As expected, the two-day foreign secretary level talks between India and Pakistan did not yield any tangible outcome except their shared resolve to “carry forward the dialogue process in a constructive and purposeful manner.”
The joint statement issued at the end of these talks, which focused on issues of peace and security including CBMS, Jammu and Kashmir and promotion of friendly exchanges, described the bilateral discussions as “frank and cordial”. It further called for convening expert level meetings on CBMs and Working Group meeting on cross-LoC trade and travel.
While recognising terrorism as a “continuing threat to peace and security” it “reiterated the firm and undiluted commitment of the two countries to fight and eliminate this scourge in all its forms and manifestations.” On the critical issue of Jammu and Kashmir, it called for further discussions “in a purposeful and forward looking manner with the view to finding a peaceful solution by narrowing divergences and building convergences.” Putting people “at the heart of the relationship,” the joint statement called for “facilitating visits to religious shrines, media exchanges, holding of sports tournaments and cessation of hostile propaganda against each other.” The foreign secretaries agreed to meet again ahead of the ministerial level talks in New Delhi in July.
The cautiously optimistic note struck by the joint statement about the future of India Pakistan ties is reflective of the constraining influence of domestic, regional and global factors. Domestically, peace constituencies in India and Pakistan remain weak, allowing hawks and peace spoilers to vitiate the atmosphere by denigrating efforts aimed at fostering amity.
Reacting to foreign secretary level discussions on Kashmir, BJP President Nitin Gadkari, told reporters in Bangalore that “unless Pakistan stops supporting terrorism, holding talks with Pakistan would yield no results.” Regionally, India’s rise as a great power with expanding military capabilities, intensifying India-Pakistan competition for influence in Kabul, New Delhi’s efforts to portray Islamabad as the epicenter of terrorism and instability, coupled with Pakistani fears of Indian-led encirclement and balkanisation of the country, undermine Pakistan’s self-confidence to negotiate peace with India from a position of equality and parity.
Globally, Indo-US strategic partnership, growing international support for giving India membership of expanded security council, visible and growing strains in Pak-US ties in the wake of May 2 killing of Osama bi Laden in Abbot bad, have reinforced Islamabad’s sense of vulnerability bordering on paranoia on one hand and emboldened, India to negotiate with Pakistan from a position of strength, on the other. This growing power asymmetry between India and Pakistan lies at the heart of their unwillingness to have a substantive peace engagement that would enable them to bury their hatchet over Kashmir. As a weaker party, Islamabad is unable to make diplomatic concessions needed to cut the Gordian knot on Kashmir and as a stronger party New Delhi is unwilling to create the enabling environment for a just settlement to take place.

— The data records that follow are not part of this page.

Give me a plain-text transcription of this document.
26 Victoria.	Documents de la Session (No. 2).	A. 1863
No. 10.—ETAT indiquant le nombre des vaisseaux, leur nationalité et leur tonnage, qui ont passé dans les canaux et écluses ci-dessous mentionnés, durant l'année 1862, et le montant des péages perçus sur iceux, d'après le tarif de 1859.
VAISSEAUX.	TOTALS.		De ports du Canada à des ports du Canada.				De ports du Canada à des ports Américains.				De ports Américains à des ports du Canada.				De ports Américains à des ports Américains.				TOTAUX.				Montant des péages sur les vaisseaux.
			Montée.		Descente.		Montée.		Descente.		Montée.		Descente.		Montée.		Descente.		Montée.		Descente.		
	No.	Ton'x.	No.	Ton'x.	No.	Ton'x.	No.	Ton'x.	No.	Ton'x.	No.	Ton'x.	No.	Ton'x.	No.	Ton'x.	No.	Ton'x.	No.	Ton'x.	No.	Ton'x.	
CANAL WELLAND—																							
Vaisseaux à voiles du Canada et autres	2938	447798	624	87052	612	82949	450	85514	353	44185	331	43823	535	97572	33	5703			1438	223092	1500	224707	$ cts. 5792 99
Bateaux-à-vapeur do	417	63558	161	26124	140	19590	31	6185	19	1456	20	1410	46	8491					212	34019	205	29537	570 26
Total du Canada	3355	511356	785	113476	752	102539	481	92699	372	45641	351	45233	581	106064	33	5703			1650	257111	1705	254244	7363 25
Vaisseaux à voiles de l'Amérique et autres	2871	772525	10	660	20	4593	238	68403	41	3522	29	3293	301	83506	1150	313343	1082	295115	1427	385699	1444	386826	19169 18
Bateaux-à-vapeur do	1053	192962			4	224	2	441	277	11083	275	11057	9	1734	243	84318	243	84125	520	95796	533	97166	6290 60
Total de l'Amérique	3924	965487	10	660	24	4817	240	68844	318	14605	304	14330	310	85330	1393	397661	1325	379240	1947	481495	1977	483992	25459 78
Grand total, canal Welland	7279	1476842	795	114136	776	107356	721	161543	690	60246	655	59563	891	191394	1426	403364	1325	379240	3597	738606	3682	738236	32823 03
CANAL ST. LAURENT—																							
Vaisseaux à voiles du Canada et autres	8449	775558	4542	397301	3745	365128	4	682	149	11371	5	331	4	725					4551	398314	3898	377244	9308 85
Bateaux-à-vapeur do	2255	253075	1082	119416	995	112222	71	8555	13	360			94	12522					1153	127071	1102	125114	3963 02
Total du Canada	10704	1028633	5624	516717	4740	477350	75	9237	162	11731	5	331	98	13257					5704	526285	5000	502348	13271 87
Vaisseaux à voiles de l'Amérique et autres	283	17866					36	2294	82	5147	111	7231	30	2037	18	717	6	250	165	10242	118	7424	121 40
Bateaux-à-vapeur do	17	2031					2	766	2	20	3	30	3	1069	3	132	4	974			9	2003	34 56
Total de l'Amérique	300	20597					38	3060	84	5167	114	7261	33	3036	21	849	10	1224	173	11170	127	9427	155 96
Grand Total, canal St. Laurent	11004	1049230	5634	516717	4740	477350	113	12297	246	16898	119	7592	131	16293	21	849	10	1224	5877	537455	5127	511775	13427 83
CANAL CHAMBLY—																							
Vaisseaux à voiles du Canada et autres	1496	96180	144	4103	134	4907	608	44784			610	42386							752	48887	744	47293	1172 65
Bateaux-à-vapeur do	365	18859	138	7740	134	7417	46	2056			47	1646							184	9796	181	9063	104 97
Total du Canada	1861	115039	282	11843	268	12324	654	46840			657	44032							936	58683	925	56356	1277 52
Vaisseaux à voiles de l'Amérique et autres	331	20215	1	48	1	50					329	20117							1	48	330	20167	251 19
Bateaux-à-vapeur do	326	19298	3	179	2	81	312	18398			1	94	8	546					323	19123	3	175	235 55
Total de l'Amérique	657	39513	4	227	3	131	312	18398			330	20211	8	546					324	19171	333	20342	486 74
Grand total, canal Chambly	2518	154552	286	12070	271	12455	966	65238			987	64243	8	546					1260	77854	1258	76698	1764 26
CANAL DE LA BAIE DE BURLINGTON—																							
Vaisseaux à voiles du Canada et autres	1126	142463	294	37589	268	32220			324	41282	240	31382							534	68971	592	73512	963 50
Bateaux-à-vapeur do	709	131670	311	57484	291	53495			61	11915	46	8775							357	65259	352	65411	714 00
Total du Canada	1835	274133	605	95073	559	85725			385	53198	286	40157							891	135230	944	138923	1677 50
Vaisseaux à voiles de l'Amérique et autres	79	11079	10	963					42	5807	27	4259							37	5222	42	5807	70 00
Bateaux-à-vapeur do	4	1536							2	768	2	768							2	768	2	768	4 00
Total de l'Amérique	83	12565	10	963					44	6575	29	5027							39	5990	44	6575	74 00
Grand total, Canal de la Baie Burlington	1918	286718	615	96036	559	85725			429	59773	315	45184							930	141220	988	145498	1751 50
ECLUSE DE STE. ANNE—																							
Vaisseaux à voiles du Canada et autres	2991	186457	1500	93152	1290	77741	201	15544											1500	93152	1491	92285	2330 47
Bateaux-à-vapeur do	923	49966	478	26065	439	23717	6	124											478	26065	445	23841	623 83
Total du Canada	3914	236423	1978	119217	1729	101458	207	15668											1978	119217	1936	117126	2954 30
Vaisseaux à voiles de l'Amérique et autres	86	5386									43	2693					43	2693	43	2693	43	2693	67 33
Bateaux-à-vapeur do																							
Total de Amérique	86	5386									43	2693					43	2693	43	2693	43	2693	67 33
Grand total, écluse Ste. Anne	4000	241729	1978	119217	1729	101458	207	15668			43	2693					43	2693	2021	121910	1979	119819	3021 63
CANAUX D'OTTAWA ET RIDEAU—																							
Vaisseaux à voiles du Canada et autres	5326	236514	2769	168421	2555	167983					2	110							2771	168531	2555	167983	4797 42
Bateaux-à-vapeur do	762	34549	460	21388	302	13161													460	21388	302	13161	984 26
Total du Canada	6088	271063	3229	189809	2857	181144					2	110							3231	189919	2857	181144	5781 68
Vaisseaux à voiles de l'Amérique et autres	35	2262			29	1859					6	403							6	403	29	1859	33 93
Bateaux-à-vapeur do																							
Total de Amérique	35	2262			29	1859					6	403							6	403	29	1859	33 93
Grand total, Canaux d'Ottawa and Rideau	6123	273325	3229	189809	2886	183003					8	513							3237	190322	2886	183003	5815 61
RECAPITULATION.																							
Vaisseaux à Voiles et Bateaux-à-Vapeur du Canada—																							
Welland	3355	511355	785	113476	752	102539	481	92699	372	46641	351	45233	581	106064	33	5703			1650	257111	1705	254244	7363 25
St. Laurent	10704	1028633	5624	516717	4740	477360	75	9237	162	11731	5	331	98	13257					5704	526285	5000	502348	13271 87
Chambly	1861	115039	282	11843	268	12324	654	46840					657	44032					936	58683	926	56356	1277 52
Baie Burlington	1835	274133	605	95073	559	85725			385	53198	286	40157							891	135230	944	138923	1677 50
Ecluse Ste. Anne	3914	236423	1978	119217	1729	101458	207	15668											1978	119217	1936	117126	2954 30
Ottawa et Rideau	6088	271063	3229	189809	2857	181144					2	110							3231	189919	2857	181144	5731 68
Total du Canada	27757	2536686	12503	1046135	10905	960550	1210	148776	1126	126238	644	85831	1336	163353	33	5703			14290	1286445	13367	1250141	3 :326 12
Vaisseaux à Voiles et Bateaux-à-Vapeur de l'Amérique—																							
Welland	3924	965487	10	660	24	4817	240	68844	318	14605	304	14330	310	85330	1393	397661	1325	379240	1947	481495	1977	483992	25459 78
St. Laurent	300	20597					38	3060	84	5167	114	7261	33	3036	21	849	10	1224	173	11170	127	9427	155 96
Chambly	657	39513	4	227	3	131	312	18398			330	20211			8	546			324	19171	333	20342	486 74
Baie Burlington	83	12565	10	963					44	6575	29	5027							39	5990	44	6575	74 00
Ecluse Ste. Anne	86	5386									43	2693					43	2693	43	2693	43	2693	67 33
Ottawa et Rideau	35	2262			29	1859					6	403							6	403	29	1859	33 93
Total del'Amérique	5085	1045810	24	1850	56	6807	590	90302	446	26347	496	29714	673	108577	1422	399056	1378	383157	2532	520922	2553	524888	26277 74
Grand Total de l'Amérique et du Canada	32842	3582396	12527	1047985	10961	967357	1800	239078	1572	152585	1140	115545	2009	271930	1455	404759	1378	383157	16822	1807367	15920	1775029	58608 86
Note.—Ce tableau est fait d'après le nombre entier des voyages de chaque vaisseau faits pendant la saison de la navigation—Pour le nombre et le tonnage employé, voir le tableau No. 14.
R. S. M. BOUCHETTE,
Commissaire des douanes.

Resolving the Kashmir conflict through third-party intercession – as happened in case of Indus water dispute – is blocked by Indian refusal to countenance such mediation. This Indian intransigence is further reinforced by the fact that none of the influential great powers is sufficiently motivated to play the role of an honest broker and a balancer for the aggrieved Kashmiris.
In dealing with India as a rising power, Pakistan is left with three options. The first is internal balancing. This requires Pakistan turning inward to put its own house in order by countering the threat of religious extremism and terrorism, improving governance and reinvigorating the faltering economy. To effectively deal with this tall order of domestic issues, Pakistan would need a long-truce with India. By putting the militaristic version of its “India-centric” strategy on hold Pakistan would gain the necessary breathing space to revitalise its economy, polity and social cohesion through a new social contract.
The second option for Pakistan is to continue to play the prohibitively costly game of strategic competition with India through sub-conventional warfare. This would entail reviving its atrophying links with jihadi groups and deploying them as a tool to wage proxy war with India over Kashmir. This option would not only put the two countries on the path to military confrontation with nuclear overtones but would have devastating blowback consequences for Pakistan. The pursuit of this option is bound to turn the country into a jihadi state by strengthening the forces of religious extremism, armed violence and terrorism. Such an outcome is bound to make Pakistan a failed state with unpredictable consequences for its survival, regional peace and security.
Thirdly, Islamabad might hop on the bandwagon with New Delhi to take advantage of India’s high economic growth and especially tap into a huge Indian market for its goods. The pursuit of this option would require Islamabad and New Delhi burying their hatchet over Kashmir and moving toward enduring peace. None of these options are a foregone conclusion at this point in time. A lot would depend on how India and Pakistan negotiate their way out of the long list of challenges facing them.
The writer is Professor of Security Studies at Quaid-i-Azam University, Islamabad.